Byzance
fort pour que l’on entende les commentaires inspirés par l’arrivée de Maria. Haraldr s’était demandé quelle nouvelle innovation elle apporterait à sa toilette car son costume dans le style grec ancien avait déjà inspiré de nombreuses imitations. Cette fois, elle portait une tenue de danseuse, sa tunique courte était taillée dans de la soie blanche brodée et le long fourreau de tissu était fendu jusqu’à la taille. La vue de ses jambes à peine voilées mit Haraldr mal à l’aise. Il ne savait pas qu’il la désirait autant, et cela lui fit peur.
— Hétaïrarque, demanda Argyros en observant la réaction de Haraldr, avez-vous jamais envisagé d’épouser notre Hélène, votre Maria ? J’espère que je ne présume pas trop de notre amitié…
— Je l’ai envisagé. Oui.
Maria se frayait un chemin au milieu de la foule, et ses dents étincelaient à chaque compliment tandis que ses yeux bleus mettaient au défi les matrones désapprobatrices. Le temps qu’elle rejoigne Haraldr, un groupe de jeunes femmes s’était joint à elle, avec leurs dames de compagnie, dans leur désir d’approcher cette femme que leurs mères condamnaient avec tant de véhémence. Maria salua Haraldr et Argyros avec une politesse formelle irréprochable, puis leur présenta sa dame de compagnie. Mais ensuite, elle posa la main sur le bras de Haraldr et se tourna vers Théophano Attaliétès au milieu de son contingent de matrones outrées.
— Il faut que je vous présente à l’épouse de notre plus éminent sénateur, dit-elle. Ainsi que vous, Nicéphore Argyros.
Rien, même pas sa forteresse de vertu outragée, ne pouvait sauver Théophano. Le titre officiel de Maria, maîtresse des robes, était supérieur à toutes les dignités de la cour, sauf celle de l’augusta née dans la pourpre et bien entendu celle de l’impératrice. Maria fit les présentations à deux pas de la bonne femme rouge d’apoplexie, et Théophano fut contrainte par son sens rigide de l’étiquette de balbutier « hétaïrarque » et « messire » à ces deux sous-hommes. Satisfaite, Maria entraîna Haraldr et Argyros.
— Elle va souffrir les tourments des damnés quand elle verra que vous êtes placé à la droite de l’impératrice.
Haraldr se raidit.
— C’est tout naturel, expliqua Maria. Je suis toujours à gauche de l’impératrice et vous serez donc en face de moi.
Haraldr se dit que Rome était devenue un village vraiment très petit.
* *
*
— Je crois que l’homme que vous cherchez n’a jamais quitté Césarée, mon frère, dit le moine.
Les yeux rouges et le front plissé par l’effort, il peignait une fresque au fond de sa tombe de rocher. « Sa tombe – il n’y a pas d’autre mot », se dit Constantin. Mais la ferveur de la vision de ce peintre avait transformé la chapelle en un paradis primitif où des apôtres polychromes planaient dans des niches merveilleusement sculptées tandis que des Pantocrator auréolés d’or trônaient sur les surfaces lisses de l’abside et du dôme. L’odeur âcre de peinture fraîche repoussait l’odeur rivale, omniprésente, de la poussière de grès.
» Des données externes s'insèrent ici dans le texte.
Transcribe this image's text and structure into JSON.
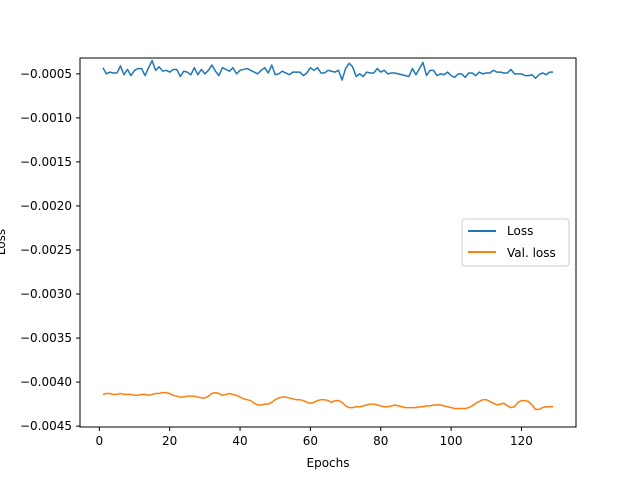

Constantin remercia le moine, prit dans sa bourse (qui diminuait de plus en plus) un follis de cuivre pour le remercier, se baissa pour franchir le porche voûté et sortit dans le crépuscule brûlant de Cappadoce. Il n’avait plus d’espoir. Il avait déjà visité une demi-douzaine des chapelles les plus vastes, et il commençait à croire lui aussi que le chartophylax était resté au siège de l’évêché, à Césarée. Constantin avait pourtant vérifié que les dossiers épiscopaux ne mentionnaient aucune trace de son passage. Il ne restait plus qu’une seule grande chapelle capable de posséder une documentation importante. Constantin enfourcha pesamment sa mule.
Les sentiers mal entretenus qui serpentaient entre les cônes de grès burinés par l’érosion étaient bondés de moines qui se hâtaient de gagner leur sanctuaire avant la nuit. Car cette ville de moines avait attiré la vermine urbaine habituelle ; Constantin avait vu le « clergé » séculier de l’endroit aux aguets, ou simplement endormi dans l’ombre en attendant que les ténèbres tombent pour dissimuler leurs sacrements d’agression et le vol. Constantin trouva la dernière chapelle, mit pied à terre et monta laborieusement l’échelle de bois tremblante. Ses mains étaient déjà couvertes d’ampoules.